Hi guys! Today is my birthday, and I have no one in my circle of friends and family who will go and do what I want to do, which is , of course, go and look in the LFS's and set up my Rift Tank. I know you will all appreciate that and give me Best Fishes 

It is also Memorial Day here in the USA and I am very busy taking care of other people's doggies while they are out having holiday fun. Here are two utube clips of dogs dancing that make me laugh and I hope will make you smile!

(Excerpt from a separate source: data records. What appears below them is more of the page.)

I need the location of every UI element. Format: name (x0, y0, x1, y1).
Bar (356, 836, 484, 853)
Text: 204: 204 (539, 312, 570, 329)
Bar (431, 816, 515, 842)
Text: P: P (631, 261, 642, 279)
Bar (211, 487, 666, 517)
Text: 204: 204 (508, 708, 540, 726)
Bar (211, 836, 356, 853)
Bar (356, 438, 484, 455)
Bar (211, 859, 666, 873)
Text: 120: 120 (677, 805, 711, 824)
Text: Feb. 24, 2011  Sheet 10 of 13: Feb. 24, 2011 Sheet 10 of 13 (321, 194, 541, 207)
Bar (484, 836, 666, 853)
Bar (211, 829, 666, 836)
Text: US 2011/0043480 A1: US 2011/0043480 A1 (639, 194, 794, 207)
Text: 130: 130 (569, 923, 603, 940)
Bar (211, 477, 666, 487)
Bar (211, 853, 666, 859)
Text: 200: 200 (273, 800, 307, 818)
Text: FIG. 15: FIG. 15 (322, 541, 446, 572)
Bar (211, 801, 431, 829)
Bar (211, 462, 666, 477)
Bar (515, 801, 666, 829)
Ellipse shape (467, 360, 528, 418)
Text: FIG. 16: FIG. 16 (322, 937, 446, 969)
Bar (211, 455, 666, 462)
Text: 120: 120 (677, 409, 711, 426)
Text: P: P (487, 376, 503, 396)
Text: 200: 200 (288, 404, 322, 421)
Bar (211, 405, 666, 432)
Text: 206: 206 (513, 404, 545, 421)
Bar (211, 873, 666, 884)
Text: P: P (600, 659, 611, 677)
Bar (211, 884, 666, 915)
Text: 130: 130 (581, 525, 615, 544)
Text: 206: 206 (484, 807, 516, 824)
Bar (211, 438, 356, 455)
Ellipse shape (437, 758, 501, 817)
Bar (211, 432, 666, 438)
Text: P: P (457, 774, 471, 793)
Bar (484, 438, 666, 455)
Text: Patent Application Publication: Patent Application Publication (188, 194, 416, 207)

 Extremely Fun Golden Retriever





 Famous Border Collie


----------



## plantedinvertz (Apr 21, 2010)

Happy Birthday!!!


----------



## Adz1 (Apr 21, 2010)

yes best fishy wishes on your b-day.
enjoy and good hunting...


----------



## L!$A (Apr 21, 2010)

Happy Birthday fellow fish lover!!
I hope you have a great day!


----------



## rescuepenguin (Apr 21, 2010)

Reva,

Hope you have a very happy birthday 

Steve


----------



## clintgv (May 6, 2010)

Happy Birthday!!!


----------



## Dustman (Apr 21, 2010)

Happy Birthday!

Dancing animals are always amusing IMO


----------



## Morainy (Apr 21, 2010)

Happy birthday! Hope your day goes swimmingly!


----------



## budahrox (Apr 21, 2010)

Happy B-day!!
Cheers!!!


----------



## JUICE (Jan 4, 2020)

happy b-day


----------



## Chappy (Apr 21, 2010)

Here's to the best birthday EVER 
Shelley


----------



## 24/7 (Apr 21, 2010)

Happy B Day 

Enjoy


----------



## effox (Apr 21, 2010)

I've got nothing remotely witty to add to the above...

Happy Birthday


----------



## Tn23 (Apr 21, 2010)

Have a happy birthday!


----------



## Reva (Apr 21, 2010)

*LOVE that Turtle!!!*

His nose is so cute , but his mouth is so huge!! Reminds me of the poem about the crocodile with his grin, gently inviting fishies in  Thanks for the links!! thank you everyone for the happy's. I went out and bought a four flavor cheesecake  No one can be uncheered with a cheesecake


----------



## Claudia (Apr 21, 2010)

Happy Birthday!!


----------



## Fishkeeper (Apr 21, 2010)

Happy B-Day and Memorial Day.....make it special, after you walk the dog's or take them with you....go get yourself something special....
All the best from Canada....


----------